Editorial Board - May 18, 2020
The West Seattle Bridge has been closed since March 23th, leaving fewer crossings of the Duwamish river. (Credit: King County)

While some are in a rush to rebuild aging bridges and expand car capacity, less is more when it comes to car lanes. Instead we must prioritize people walking, rolling, and biking on our bridges.

In a city as surrounded by water as Seattle, bridges are an obsession. Every campaign season they become a hot button issue as local candidates make the case their local bridge is a regional–if not national–priority.

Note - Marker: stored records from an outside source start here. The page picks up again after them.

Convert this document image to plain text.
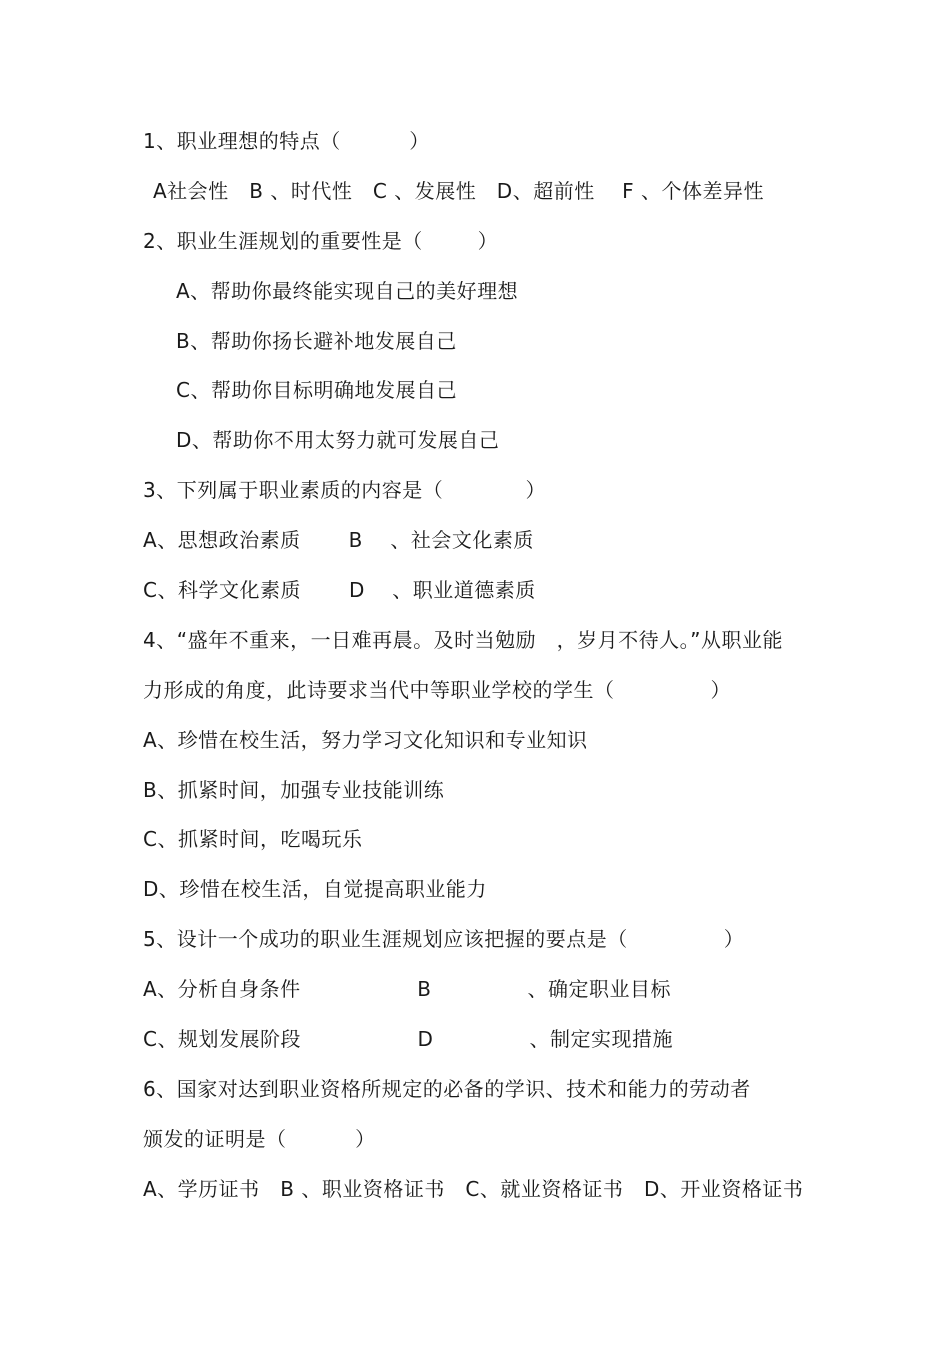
1、职业理想的特点（          ）
A社会性   B 、时代性   C 、发展性   D、超前性    F 、个体差异性
2、职业生涯规划的重要性是（        ）
A、帮助你最终能实现自己的美好理想
B、帮助你扬长避补地发展自己
C、帮助你目标明确地发展自己
D、帮助你不用太努力就可发展自己
3、下列属于职业素质的内容是（            ）
A、思想政治素质       B    、社会文化素质
C、科学文化素质       D    、职业道德素质
4、“盛年不重来，一日难再晨。及时当勉励   ，岁月不待人。”从职业能
力形成的角度，此诗要求当代中等职业学校的学生（              ）
A、珍惜在校生活，努力学习文化知识和专业知识
B、抓紧时间，加强专业技能训练
C、抓紧时间，吃喝玩乐
D、珍惜在校生活，自觉提高职业能力
5、设计一个成功的职业生涯规划应该把握的要点是（              ）
A、分析自身条件                 B              、确定职业目标
C、规划发展阶段                 D              、制定实现措施
6、国家对达到职业资格所规定的必备的学识、技术和能力的劳动者
颁发的证明是（          ）
A、学历证书   B 、职业资格证书   C、就业资格证书   D、开业资格证书
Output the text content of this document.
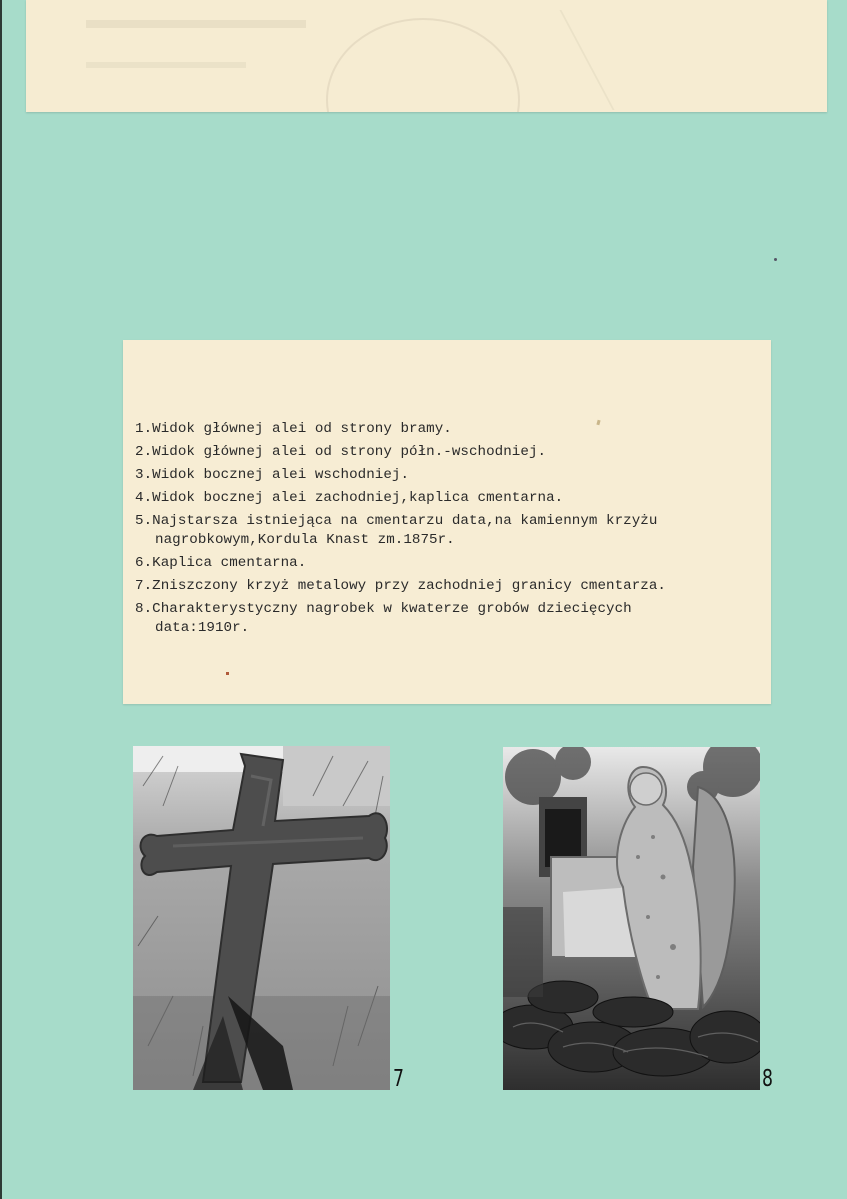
1.Widok głównej alei od strony bramy.
2.Widok głównej alei od strony półn.-wschodniej.
3.Widok bocznej alei wschodniej.
4.Widok bocznej alei zachodniej,kaplica cmentarna.
5.Najstarsza istniejąca na cmentarzu data,na kamiennym krzyżu
nagrobkowym,Kordula Knast zm.1875r.
6.Kaplica cmentarna.
7.Zniszczony krzyż metalowy przy zachodniej granicy cmentarza.
8.Charakterystyczny nagrobek w kwaterze grobów dziecięcych
data:1910r.
7	8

The Magnolia Bridge is a great example of this phenomenon. Serving a peninsula with some 20,000 residents and two other bridges over the Interbay railyard, nonetheless we are to believe the third bridge serving this quiet enclave that fought inclusion in the city’s urban growth strategy is essential. In fact we are told it must be a “1:1” replacement (if not larger) to let the cars flow at high speeds and avoid a whopping 1.2-mile detour. That’s exactly the wrong strategy, especially when it comes to meeting our climate goals and designing a just and green rebound from the Covid recession. We can find a lot better ways to spend the money.

The City’s Magnolia Bridge study included a more modest replacement option that shortens the bridge span and provides better connections for buses and people walking, rolling, and biking while costing significantly less to build. Nonetheless, most of the local discourse remains laser-focused on a full 1:1 replacement which the City estimates will cost $420 million.

West Seattle can make a better case for the 36-years-old but crumbling West Seattle Bridge since it serves a larger area with fewer reasonable alternatives. And perhaps that will spell delay for the Magnolia Bridge as West Seattle leapfrogs it on the priority list.

Design bridges for the traffic you want

But again, keeping every single lane of car traffic (or adding even more) makes the case for replacing a bridge weaker, not stronger. For one it jacks up the price tag. It also locks in higher levels of carbon emissions. Highway boosters have us convinced that congestion relief is just around the corner if we build roads wide enough, but instead congestion returns and it’s always just another road widening project that’s around the corner. By chasing level of service for cars, we create a self-fulfilling prophecy of ever increasing vehicle miles traveled and greater car dependency.